A Arábia Saudita aproveita o encontro para se posicionar como mediadora internacional, fortalecendo sua influência no tabuleiro geopolítico. O príncipe herdeiro Mohammed bin Salman tem buscado consolidar o país como um centro de negociações diplomáticas, ao mesmo tempo em que mantém boas relações com os dois lados do conflito. 

O governo saudita tem interesse em aumentar sua influência global, buscando equilibrar sua relação com os EUA e a Rússia para consolidar seu papel de potência emergente. 

O país já sediou cúpulas de paz anteriormente, mas a presença simultânea de delegações norte-americanas e russas marca um novo patamar em sua estratégia diplomática. Dias antes do encontro, a Rússia libertou o norte-americano Kalob Byers, preso por porte de drogas, e o professor Marc Fogel, trocado por um empresário russo. 

Analistas apontam que a libertação faz parte da estratégia de Moscou para criar um ambiente favorável às negociações e pressionar Washington a aliviar sanções. Para a Arábia Saudita, a reunião também representa uma oportunidade de reforçar sua relevância em outras frentes, como as discussões sobre o futuro de Gaza. 
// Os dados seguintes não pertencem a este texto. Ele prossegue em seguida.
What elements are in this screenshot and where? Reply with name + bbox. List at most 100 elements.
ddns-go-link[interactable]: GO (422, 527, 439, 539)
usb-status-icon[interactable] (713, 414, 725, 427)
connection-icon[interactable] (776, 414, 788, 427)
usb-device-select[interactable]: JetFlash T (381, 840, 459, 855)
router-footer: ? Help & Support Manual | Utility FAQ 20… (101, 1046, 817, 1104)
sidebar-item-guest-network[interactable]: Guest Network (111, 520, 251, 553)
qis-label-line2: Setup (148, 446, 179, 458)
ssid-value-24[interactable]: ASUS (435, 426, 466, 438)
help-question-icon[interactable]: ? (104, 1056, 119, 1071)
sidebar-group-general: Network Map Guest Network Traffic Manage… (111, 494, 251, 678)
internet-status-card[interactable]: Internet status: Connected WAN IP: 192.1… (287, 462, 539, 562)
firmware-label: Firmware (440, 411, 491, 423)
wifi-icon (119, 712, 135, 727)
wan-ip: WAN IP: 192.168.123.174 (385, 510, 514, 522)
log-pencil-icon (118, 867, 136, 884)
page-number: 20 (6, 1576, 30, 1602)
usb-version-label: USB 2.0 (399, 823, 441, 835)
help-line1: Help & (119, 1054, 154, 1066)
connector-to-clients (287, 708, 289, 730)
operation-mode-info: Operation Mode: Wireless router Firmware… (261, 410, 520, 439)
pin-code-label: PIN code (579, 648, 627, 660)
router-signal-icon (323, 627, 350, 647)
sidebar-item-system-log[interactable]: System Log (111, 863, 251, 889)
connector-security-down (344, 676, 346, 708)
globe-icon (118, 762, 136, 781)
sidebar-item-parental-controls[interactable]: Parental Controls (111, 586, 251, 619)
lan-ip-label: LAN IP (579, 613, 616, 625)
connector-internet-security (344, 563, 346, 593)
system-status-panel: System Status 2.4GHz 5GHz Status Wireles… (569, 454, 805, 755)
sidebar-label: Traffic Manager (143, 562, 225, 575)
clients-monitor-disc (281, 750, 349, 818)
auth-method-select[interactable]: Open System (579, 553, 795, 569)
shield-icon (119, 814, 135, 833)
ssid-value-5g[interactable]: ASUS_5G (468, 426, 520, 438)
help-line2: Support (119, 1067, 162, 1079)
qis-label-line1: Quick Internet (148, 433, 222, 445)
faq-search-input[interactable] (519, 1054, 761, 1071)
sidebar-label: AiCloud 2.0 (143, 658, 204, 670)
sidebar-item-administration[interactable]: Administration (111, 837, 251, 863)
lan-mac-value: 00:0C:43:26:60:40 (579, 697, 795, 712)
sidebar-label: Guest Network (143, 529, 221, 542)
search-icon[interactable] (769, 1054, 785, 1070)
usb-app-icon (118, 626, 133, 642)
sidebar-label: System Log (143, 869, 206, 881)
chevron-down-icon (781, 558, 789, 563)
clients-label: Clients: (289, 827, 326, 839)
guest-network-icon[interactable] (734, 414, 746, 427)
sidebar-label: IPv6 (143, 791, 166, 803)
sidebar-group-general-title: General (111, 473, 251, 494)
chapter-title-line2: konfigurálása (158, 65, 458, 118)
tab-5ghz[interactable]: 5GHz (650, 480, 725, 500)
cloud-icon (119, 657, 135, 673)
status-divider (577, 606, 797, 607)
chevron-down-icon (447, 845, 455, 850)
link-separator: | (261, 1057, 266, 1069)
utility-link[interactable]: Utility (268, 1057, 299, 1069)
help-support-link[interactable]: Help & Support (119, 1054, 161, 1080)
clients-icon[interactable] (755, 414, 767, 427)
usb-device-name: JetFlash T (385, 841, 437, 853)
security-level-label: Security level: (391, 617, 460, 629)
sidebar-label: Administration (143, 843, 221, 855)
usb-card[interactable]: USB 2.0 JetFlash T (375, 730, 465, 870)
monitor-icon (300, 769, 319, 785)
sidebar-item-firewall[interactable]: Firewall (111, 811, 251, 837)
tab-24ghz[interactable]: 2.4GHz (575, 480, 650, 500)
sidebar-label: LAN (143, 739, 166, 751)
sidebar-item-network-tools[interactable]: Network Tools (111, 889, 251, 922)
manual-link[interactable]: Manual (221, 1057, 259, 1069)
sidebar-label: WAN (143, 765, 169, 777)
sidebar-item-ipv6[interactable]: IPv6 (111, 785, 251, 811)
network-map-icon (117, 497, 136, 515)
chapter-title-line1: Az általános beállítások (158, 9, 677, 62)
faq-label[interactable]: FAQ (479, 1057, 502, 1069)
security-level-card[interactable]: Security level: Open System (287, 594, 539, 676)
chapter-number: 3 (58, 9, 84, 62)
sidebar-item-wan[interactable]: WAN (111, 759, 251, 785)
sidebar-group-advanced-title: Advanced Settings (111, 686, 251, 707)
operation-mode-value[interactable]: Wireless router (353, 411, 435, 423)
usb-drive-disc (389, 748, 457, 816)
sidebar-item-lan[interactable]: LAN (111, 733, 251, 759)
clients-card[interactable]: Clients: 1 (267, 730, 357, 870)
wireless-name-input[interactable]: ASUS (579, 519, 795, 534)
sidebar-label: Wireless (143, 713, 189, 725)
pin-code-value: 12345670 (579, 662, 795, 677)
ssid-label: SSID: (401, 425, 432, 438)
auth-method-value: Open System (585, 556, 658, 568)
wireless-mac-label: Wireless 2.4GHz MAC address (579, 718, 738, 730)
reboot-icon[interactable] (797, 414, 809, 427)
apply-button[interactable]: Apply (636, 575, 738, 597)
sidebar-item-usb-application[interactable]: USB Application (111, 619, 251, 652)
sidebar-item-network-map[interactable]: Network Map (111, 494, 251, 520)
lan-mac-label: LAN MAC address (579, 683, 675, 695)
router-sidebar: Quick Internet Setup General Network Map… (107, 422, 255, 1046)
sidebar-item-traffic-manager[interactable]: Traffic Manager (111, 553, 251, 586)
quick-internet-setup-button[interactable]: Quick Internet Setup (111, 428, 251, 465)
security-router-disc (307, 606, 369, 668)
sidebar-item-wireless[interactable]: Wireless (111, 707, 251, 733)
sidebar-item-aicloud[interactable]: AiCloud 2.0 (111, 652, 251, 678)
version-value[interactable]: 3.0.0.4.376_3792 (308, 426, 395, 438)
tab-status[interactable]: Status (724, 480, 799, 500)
Com Trump pressionando por uma normalização das relações entre sauditas e israelenses, o príncipe Mohammed bin Salman pode usar seu papel na mediação entre EUA e Rússia como moeda de troca para influenciar o rumo das negociações sobre o Oriente Médio. Além disso, a realização do encontro fortalece a posição saudita como uma alternativa à diplomacia tradicional do Ocidente, consolidando Riyadh como um novo polo de poder global, capaz de intermediar negociações estratégicas de grande escala.